5. Distinctions from Traditional LLM Benchmarks
ERIQ diverges fundamentally from text-only LLM benchmarks (e.g., GLUE, SUPERGLUE, BIG-BENCH) in several ways:
- Evaluation is grounded in authentic physical settings, either through real-sensor data (robot egocentric views) or rich world-graph simulation, rather than static text.
- Reasoning demands include spatial perception, causal logic, intent inference, dynamic tool acquisition, and emergent collaboration, not mere linguistic inference or single-step logical entailment.
- Final scoring is predicated on environment state transitions and goal predicate satisfaction, not only prediction accuracy or F1.
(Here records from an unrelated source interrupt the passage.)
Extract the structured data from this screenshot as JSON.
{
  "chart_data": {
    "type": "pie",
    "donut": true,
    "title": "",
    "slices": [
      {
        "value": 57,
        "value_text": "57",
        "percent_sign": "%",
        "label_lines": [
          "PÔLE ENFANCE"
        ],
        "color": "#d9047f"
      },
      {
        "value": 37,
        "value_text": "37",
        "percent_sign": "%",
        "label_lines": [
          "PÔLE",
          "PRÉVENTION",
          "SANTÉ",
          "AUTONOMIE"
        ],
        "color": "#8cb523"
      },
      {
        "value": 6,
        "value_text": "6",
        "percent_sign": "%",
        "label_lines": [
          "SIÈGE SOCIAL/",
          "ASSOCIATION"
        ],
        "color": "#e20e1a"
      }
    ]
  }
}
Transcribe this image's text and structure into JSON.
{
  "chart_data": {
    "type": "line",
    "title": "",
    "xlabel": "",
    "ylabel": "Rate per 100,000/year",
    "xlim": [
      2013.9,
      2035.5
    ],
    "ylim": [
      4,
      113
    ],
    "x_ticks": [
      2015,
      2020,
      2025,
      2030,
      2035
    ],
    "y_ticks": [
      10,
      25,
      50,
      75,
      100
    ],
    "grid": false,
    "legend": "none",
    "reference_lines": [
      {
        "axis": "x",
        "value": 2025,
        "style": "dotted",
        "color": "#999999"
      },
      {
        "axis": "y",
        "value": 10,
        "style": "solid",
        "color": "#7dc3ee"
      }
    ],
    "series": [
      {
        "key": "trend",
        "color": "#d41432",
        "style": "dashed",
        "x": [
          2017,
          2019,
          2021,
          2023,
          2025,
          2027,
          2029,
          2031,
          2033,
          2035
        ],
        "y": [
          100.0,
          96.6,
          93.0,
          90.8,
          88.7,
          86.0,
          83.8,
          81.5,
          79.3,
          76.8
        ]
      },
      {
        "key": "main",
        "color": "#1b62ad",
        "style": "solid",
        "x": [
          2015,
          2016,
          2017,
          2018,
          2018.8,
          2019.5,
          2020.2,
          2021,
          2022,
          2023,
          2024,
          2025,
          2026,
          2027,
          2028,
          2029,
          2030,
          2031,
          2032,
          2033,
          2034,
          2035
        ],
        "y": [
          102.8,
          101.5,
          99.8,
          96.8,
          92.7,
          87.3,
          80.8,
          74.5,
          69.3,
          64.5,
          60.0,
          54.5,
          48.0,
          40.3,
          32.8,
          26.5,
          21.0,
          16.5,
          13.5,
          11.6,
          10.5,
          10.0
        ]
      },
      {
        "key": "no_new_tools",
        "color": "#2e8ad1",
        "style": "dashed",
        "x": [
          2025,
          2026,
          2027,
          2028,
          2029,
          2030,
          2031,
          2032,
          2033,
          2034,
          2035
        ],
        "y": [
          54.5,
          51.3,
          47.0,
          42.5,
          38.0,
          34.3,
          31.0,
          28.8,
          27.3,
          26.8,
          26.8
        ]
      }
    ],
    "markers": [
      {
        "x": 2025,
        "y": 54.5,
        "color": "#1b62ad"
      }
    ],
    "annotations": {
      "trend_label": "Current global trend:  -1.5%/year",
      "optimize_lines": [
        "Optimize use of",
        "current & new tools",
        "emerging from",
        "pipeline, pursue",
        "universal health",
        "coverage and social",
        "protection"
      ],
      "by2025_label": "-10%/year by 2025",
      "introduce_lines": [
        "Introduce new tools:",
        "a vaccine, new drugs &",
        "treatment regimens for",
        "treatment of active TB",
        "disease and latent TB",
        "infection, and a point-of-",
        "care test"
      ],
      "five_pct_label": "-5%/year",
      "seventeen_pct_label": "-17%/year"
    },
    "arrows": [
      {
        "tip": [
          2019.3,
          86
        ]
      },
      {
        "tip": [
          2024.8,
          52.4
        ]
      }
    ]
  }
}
- Auxiliary metrics (step count, token usage) directly quantify planning efficiency and process complexity.
- ERIQ’s aggregate and per-dimension scoring reveal model sensitivity to “emergent reasoning demands—tool inference, constraint filtering, dynamic teaming” not captured by prior benchmarks (Wang et al., 7 Aug 2025).
6. Broader Significance and Future Directions
ERIQ provides an extensible and reproducible foundation for embodied vision-language reasoning benchmarks. Its core contributions are:
- Formal quantification of embodied reasoning via average deterministic accuracy.
- Comprehensive coverage of spatial, causal, error recovery, and collaborative/intersubjective reasoning dimensions.
- Decoupling of cognitive evaluation from low-level execution bottlenecks.
- Empirical demonstration that reasoning capability, as isolated by ERIQ, is a primary driver of open-world robotic generalization.
These properties make ERIQ a critical tool for tracking progress in generalist robotic AI and identifying the limitations of vision-language-action models. A plausible implication is that further progress in embodied AI will require addressing the reasoning bottlenecks and failure modes that ERIQ exposes, particularly with respect to emergent collaboration, abstract constraint satisfaction, and tool-centric adaptation (Liu et al., 30 Dec 2025, Wang et al., 7 Aug 2025).